It might be easier to ask: What do property managers do? The role of a property manager is diverse and ever-changing with multi-faceted perspective on the asset he/she manages. Gone are the days of a quirky superintendent like Dwayne Schneider (One Day at a Time) – overseeing a building with his handyman’s wrench on his tool belt, ready to use bubble gum and band aids to resolve whatever problem may arise. Gone are the days of a one-page lease agreement for the long-term tenants who occupy the building. Properties today are recognized as the “investments” that they are – for both clients (owners/investors and asset managers) and tenants (the businesses that occupy the property), who each have their own invested interest in the property. 

 Clients invest money into an asset (building) with the intent of getting a return on their investment via ongoing profit, profit at sale, or both. Tenants invest rent into a property that they expect to get a return on as well – by having a safe, clean, comfortable work place in which to house their employees and run their businesses effectively. 

It is the property manager’s challenge to achieve the correct balance between customer service to the tenant and value enhancement for the client. As the commercial real estate industry has evolved, so too have the expectations of a property manager. Colleges and universities are now offering programs in property management. Many property management firms seek individuals with certifications and graduate degrees to fill property management positions.
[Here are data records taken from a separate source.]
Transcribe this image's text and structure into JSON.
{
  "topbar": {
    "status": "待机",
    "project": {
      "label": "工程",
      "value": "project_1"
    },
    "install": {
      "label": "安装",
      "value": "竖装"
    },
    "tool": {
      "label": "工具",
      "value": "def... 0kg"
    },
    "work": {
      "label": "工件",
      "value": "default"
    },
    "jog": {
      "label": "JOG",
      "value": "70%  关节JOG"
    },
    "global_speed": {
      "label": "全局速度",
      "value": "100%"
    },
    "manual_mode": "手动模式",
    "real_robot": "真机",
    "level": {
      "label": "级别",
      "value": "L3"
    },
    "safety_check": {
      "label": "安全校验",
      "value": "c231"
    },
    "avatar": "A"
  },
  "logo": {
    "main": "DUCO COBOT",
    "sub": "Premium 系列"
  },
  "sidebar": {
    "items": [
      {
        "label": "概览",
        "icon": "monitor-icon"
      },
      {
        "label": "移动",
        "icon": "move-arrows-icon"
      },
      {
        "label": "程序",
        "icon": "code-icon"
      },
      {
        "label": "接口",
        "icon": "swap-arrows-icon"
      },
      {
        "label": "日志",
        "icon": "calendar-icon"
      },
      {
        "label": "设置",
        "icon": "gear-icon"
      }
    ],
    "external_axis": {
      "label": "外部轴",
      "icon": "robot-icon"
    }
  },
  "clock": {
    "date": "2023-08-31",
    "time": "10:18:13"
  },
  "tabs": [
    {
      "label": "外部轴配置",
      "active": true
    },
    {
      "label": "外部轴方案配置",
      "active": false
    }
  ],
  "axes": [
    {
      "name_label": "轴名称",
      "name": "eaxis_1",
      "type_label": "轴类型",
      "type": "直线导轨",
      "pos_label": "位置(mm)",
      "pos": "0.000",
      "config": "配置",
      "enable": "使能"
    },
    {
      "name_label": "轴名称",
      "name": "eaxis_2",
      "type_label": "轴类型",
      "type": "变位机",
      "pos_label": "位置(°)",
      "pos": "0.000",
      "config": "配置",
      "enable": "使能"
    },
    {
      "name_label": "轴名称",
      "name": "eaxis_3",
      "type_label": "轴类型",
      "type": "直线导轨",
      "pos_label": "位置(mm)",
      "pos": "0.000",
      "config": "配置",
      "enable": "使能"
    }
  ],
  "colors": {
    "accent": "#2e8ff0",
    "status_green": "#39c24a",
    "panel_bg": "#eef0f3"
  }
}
A manager is expected to have extensive knowledge in finance, investments, asset enhancement, valuation and real estate – as well as the basics of daily operations and customer service. Today’s property manager must be skilled in the following:

  • Client Relations
  • Customer Service
  • Asset Management
  • Financial Planning
  • Capital Planning
  • Risk Management
  • Security and Life Safety
  • Building Automation
  • Applicable Building Codes
  • Lease Interpretation
  • Vendor Management
  • Operational Oversight
  • Administrative Oversight
  • Physical Operations and Maintenance
  • Sustainability

So as our lives have become more complex and our clients and customers more sophisticated, so too has property management. Property managers need ongoing education in technology, investing, and trends to be ahead of the curve in service delivery to clients and customers. Certification in the field, licensing, and master’s degrees are the norm and these trends are expected to continue, as property management professionals continue to provide integrated solutions, purchasing power, experience, and expertise to drive the value of the investments they manage.